Brie has previously enjoyed an illustrious career with both comedy and drama, as well as television and film. She’s most recognized as her tightly-wound character in the now-defunct Community, but she’s also juggled roles in Mad Men and How to Be Single. Her role(s) in BoJack Horseman have already familiarized her with the Netflix world, and her ability to voice several different characters within that show underlines her strength in finding character’s voices that are completely separate from her own.
The actress will soon be headlining GLOW, which stands for the Gorgeous Ladies of Wrestling. GLOW is based off the professional women’s wrestling program that was syndicated in the 1980s. The new wrestling-centric series was created by Carly Mensch (who previously produced Orange Is The New Black) and Lix Flahive (of Homeland). Kohan and Tara Hermann, also fresh from Orange Is The New Black, will also be serving as producers. The show was greenlit in May and is currently scheduled for 10 episodes.
The story will follow Brie’s character Ruth as she attempts to pick up the pieces of her broken Hollywood dream. But unlike other failed actresses, she finds herself in an unlikely spotlight: a wrestling ring. The show will take place in Los Angeles, and is expected to have many of the quirks and aesthetics of the original ’80s television show it is based on.

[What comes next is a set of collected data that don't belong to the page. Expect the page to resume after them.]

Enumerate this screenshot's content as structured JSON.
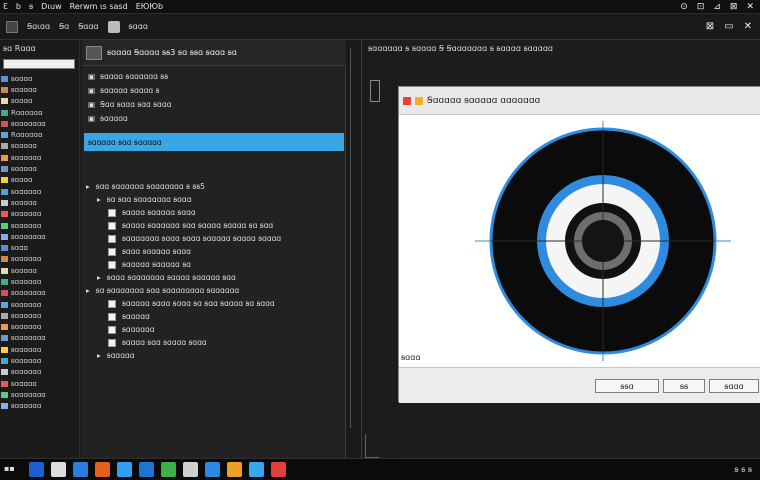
{
  "menubar": {
    "items": [
      "Ɛ",
      "b",
      "ꞩ",
      "Dɩuw",
      "Rerwm ɩs sasd",
      "ЕЮЮb"
    ],
    "right_icons": [
      "⊙",
      "⊡",
      "⊿",
      "⊠",
      "✕"
    ]
  },
  "toolbar": {
    "items": [
      "Ꞩɑɩɑɑ",
      "Ꞩɑ",
      "Ꞩɑɑɑ",
      "ꞩɑɑɑ"
    ],
    "right": [
      "⊠",
      "▭",
      "✕"
    ]
  },
  "sidebar": {
    "title": "ꞩɑ Rɑɑɑ",
    "items": [
      "ꞩɑɑɑɑ",
      "ꞩɑɑɑɑɑ",
      "ꞩɑɑɑɑ",
      "Rɑɑɑɑɑɑ",
      "ꞩɑɑɑɑɑɑɑ",
      "Rɑɑɑɑɑɑ",
      "ꞩɑɑɑɑɑ",
      "ꞩɑɑɑɑɑɑ",
      "ꞩɑɑɑɑɑ",
      "ꞩɑɑɑɑ",
      "ꞩɑɑɑɑɑɑ",
      "ꞩɑɑɑɑɑ",
      "ꞩɑɑɑɑɑɑ",
      "ꞩɑɑɑɑɑɑ",
      "ꞩɑɑɑɑɑɑɑ",
      "ꞩɑɑɑ",
      "ꞩɑɑɑɑɑɑ",
      "ꞩɑɑɑɑɑ",
      "ꞩɑɑɑɑɑɑ",
      "ꞩɑɑɑɑɑɑɑ",
      "ꞩɑɑɑɑɑɑ",
      "ꞩɑɑɑɑɑɑ",
      "ꞩɑɑɑɑɑɑ",
      "ꞩɑɑɑɑɑɑɑ",
      "ꞩɑɑɑɑɑɑ",
      "ꞩɑɑɑɑɑɑ",
      "ꞩɑɑɑɑɑɑ",
      "ꞩɑɑɑɑɑ",
      "ꞩɑɑɑɑɑɑɑ",
      "ꞩɑɑɑɑɑɑ"
    ]
  },
  "middle": {
    "header": "ꞩɑɑɑɑ Ꞩɑɑɑɑ ꞩꞩ3 ꞩɑ ꞩꞩɑ ꞩɑɑɑ ꞩɑ",
    "rows": [
      {
        "text": "ꞩɑɑɑɑ ꞩɑɑɑɑɑɑ ꞩꞩ",
        "indent": 0
      },
      {
        "text": "ꞩɑɑɑɑɑ ꞩɑɑɑɑ ꞩ",
        "indent": 0
      },
      {
        "text": "Ꞩɑɑ ꞩɑɑɑ ꞩɑɑ ꞩɑɑɑ",
        "indent": 0
      },
      {
        "text": "ꞩɑɑɑɑɑ",
        "indent": 0
      }
    ],
    "selected": "ꞩɑɑɑɑɑ ꞩɑɑ ꞩɑɑɑɑɑ",
    "tree": [
      {
        "text": "ꞩɑɑ ꞩɑɑɑɑɑɑ ꞩɑɑɑɑɑɑɑ ꞩ ꞩꞩ5",
        "indent": 0
      },
      {
        "text": "ꞩɑ ꞩɑɑ ꞩɑɑɑɑɑɑɑ ꞩɑɑɑ",
        "indent": 1
      },
      {
        "text": "ꞩɑɑɑɑ ꞩɑɑɑɑɑ ꞩɑɑɑ",
        "indent": 2,
        "check": true
      },
      {
        "text": "ꞩɑɑɑɑ ꞩɑɑɑɑɑɑ ꞩɑɑ ꞩɑɑɑɑ ꞩɑɑɑɑ ꞩɑ ꞩɑɑ",
        "indent": 2,
        "check": true
      },
      {
        "text": "ꞩɑɑɑɑɑɑɑ ꞩɑɑɑ ꞩɑɑɑ ꞩɑɑɑɑɑ ꞩɑɑɑɑ ꞩɑɑɑɑ",
        "indent": 2,
        "check": true
      },
      {
        "text": "ꞩɑɑɑ ꞩɑɑɑɑɑ ꞩɑɑɑ",
        "indent": 2,
        "check": true
      },
      {
        "text": "ꞩɑɑɑɑɑ ꞩɑɑɑɑɑ ꞩɑ",
        "indent": 2,
        "check": true
      },
      {
        "text": "ꞩɑɑɑ ꞩɑɑɑɑɑɑɑ ꞩɑɑɑɑ ꞩɑɑɑɑɑ ꞩɑɑ",
        "indent": 1
      },
      {
        "text": "ꞩɑ ꞩɑɑɑɑɑɑɑ ꞩɑɑ ꞩɑɑɑɑɑɑɑɑ ꞩɑɑɑɑɑɑ",
        "indent": 0
      },
      {
        "text": "ꞩɑɑɑɑɑ ꞩɑɑɑ ꞩɑɑɑ ꞩɑ ꞩɑɑ ꞩɑɑɑɑ ꞩɑ ꞩɑɑɑ",
        "indent": 2,
        "check": true
      },
      {
        "text": "ꞩɑɑɑɑɑ",
        "indent": 2,
        "check": true
      },
      {
        "text": "ꞩɑɑɑɑɑɑ",
        "indent": 2,
        "check": true
      },
      {
        "text": "ꞩɑɑɑɑ ꞩɑɑ ꞩɑɑɑɑ ꞩɑɑɑ",
        "indent": 2,
        "check": true
      },
      {
        "text": "ꞩɑɑɑɑɑ",
        "indent": 1
      }
    ]
  },
  "right_header": "ꞩɑɑɑɑɑɑ ꞩ ꞩɑɑɑɑ Ꞩ Ꞩɑɑɑɑɑɑɑ ꞩ ꞩɑɑɑɑ ꞩɑɑɑɑɑ",
  "dialog": {
    "title": "Ꞩɑɑɑɑɑ ꞩɑɑɑɑɑ ɑɑɑɑɑɑɑ",
    "status": "ꞩɑɑɑ",
    "buttons": [
      "ꞩꞩɑ",
      "ꞩꞩ",
      "ꞩɑɑɑ"
    ],
    "target_colors": {
      "outer": "#0b0b0b",
      "ring": "#2f8be0",
      "inner": "#111111",
      "hub": "#6e6e6e"
    }
  },
  "taskbar": {
    "icons": [
      "#1b5fd1",
      "#dddddd",
      "#2c7de0",
      "#e4601b",
      "#2ea0f0",
      "#1d73d6",
      "#3bb14a",
      "#cfcfcf",
      "#2a8ae0",
      "#f0a020",
      "#35a6f0",
      "#e0413a"
    ],
    "clock": "ꞩ ꞩ ꞩ"
  }
}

The announcement of this new comedy is a breath of fresh air to many. A show that heavily features wrestling, is female-centered, and comes from the geniuses behind OINTB? Looks like a strong contender for Netflix’s comedy scene. And there can be something so comforting about having only ten episodes in a series, relieving us of a mid-season slump, but it does add to the pressure of putting out a unique show. With only ten episodes you may have time to follow through a season-long story as you planned, but it also has the chance to alienate the audience if, say, three of those episodes are subpar.
Whatever this show truly turns out to be, I’d say audiences will be keen to find out. There’s no word yet on writers for GLOW, but we’ll be eager to see who else joins the cast and crew of the sparkliest addition to Netflix’s comedy collection.